Spain’s princess Letizia becomes mother

Spain's Crown Princess Letizia early Monday gave birth to her first child, a girl who becomes second in line to the throne after her father Crown Prince Felipe and may some day become the future queen of Spain.

"The Prince and Princess of Asturias are delighted to announce that today their first child has been born in Madrid," the Royal Palace said in a statement. It added that name of the girl would be Leonor. "Their Majesties the King and Queen wish to express their great happiness at this joyful announcement," it added. The baby is the seventh grandchild of King Juan Carlos and Queen Sofia.

Letizia gave birth at 2:09 a.m. (0109GMT) Monday about seven hours after she entered the Ruber International Clinic in northern Madrid, accompanied by her husband, where she went on advice from her gynecologist after having contractions. Spanish news reports said Letizia had given birth two weeks before her due date. Both mother and child were doing fine, a Royal Palace spokesman said. He added that Felipe would appear before the press at the clinic's parking lot around 5a.m. (0400 GMT) to give more details about the birth.

The new princess is second in line to the throne after Prince Felipe, who is the third and only son of King Juan Carlos.

Her place in the royal succession could drop if Felipe and Letizia have any sons. The Spanish constitution now allows a female heir to the throne only if she has no brothers.

However, the girl could become the first Spanish princess to have the same right as a boy to accede to the throne and become queen.

The Socialist government is looking into changing the law under which the eldest male is automatically heir to the throne even if he has an older sister.

It was not immediately clear whether the government would press on with that constitutional change after the birth of the princess.

Letizia Ortiz, 33, became Spain's crown princess in May 2004 when she married Felipe, 37, in a glamorous royal wedding ceremony.
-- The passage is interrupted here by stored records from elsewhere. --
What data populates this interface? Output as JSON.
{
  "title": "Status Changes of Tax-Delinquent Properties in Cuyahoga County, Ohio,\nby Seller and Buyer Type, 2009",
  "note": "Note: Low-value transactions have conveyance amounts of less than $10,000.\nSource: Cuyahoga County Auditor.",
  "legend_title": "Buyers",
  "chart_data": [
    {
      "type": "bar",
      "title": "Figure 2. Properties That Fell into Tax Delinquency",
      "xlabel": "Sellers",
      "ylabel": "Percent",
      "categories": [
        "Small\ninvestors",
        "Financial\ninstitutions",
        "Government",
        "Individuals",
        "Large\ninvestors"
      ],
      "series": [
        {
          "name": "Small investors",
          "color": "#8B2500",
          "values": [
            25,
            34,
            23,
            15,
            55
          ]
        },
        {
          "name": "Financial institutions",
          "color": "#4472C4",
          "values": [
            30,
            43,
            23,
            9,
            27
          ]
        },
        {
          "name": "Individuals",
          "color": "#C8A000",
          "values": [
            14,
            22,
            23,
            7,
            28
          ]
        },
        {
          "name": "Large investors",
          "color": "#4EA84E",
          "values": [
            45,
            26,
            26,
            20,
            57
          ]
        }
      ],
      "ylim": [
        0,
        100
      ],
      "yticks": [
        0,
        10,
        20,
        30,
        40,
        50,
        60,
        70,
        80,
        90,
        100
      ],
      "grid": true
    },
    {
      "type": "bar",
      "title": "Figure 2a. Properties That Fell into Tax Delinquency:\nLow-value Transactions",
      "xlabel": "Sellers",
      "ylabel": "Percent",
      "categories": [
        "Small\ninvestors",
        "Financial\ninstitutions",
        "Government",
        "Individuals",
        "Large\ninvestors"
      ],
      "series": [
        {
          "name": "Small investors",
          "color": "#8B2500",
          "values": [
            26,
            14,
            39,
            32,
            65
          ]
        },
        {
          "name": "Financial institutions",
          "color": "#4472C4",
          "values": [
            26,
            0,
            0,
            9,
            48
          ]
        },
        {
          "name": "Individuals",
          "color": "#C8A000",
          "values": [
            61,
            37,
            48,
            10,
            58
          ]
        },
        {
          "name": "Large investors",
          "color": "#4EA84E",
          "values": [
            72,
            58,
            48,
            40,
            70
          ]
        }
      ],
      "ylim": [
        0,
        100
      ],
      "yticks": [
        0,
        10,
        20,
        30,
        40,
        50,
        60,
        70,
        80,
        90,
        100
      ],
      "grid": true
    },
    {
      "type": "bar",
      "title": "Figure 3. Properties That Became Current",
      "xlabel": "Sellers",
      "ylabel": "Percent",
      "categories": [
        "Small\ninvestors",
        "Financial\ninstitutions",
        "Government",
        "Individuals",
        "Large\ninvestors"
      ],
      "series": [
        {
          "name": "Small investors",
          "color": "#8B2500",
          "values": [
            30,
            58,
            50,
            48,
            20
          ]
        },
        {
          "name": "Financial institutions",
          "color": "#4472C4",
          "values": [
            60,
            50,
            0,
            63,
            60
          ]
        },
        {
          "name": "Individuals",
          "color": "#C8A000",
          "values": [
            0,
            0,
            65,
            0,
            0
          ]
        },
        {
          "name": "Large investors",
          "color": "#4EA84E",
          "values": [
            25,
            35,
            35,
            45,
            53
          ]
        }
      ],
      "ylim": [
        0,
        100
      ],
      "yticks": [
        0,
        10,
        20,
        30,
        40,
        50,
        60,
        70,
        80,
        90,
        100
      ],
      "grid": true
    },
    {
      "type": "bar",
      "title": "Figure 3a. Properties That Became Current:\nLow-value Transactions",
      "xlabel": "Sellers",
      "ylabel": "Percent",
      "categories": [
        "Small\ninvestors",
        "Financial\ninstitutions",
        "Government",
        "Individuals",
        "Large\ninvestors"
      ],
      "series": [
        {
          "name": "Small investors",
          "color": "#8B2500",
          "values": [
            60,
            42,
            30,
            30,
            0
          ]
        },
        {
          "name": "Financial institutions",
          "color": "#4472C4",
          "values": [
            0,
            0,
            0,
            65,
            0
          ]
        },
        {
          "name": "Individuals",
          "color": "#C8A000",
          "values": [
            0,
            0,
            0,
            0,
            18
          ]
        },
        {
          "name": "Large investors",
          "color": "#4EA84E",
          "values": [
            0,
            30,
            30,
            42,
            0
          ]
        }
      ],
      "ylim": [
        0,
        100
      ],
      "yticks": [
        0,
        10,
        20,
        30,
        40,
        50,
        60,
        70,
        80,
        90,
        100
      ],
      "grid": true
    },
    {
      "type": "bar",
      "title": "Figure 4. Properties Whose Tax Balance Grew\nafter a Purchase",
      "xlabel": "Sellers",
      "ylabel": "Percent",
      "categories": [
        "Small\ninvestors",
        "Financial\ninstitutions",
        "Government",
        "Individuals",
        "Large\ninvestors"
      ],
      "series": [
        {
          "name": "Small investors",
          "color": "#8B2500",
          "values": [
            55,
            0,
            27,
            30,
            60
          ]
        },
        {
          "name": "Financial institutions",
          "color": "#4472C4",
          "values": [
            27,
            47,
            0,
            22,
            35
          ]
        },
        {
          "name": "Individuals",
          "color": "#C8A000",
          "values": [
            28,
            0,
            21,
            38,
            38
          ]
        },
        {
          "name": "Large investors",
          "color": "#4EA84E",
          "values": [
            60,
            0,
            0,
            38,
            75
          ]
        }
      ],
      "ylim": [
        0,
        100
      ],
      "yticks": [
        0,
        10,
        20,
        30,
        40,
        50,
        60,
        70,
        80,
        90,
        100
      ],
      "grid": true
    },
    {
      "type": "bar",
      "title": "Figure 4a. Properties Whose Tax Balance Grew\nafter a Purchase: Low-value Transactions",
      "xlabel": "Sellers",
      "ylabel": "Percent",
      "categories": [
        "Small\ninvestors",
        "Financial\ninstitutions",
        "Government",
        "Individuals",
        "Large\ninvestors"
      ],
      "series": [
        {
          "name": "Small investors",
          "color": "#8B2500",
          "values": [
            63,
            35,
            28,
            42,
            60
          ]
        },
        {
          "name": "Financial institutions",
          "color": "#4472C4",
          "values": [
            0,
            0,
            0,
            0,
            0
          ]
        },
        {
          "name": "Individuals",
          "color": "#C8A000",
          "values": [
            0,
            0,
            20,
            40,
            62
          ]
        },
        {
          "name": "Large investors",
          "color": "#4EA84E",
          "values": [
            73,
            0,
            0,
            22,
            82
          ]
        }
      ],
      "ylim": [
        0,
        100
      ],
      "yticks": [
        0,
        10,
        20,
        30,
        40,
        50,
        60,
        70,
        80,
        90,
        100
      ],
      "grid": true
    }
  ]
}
Letizia and Felipe surprised Spaniards on Nov. 1, 2003, by announcing their engagement. Few knew that the heir to the Spanish throne had been dating a woman who was one of the country's best-known television personalities, a divorcee without royal or aristocratic links.

The tall, dashing prince met Letizia at a dinner party in late 2002 and they started dating secretly the following spring, reports the AP. I.L.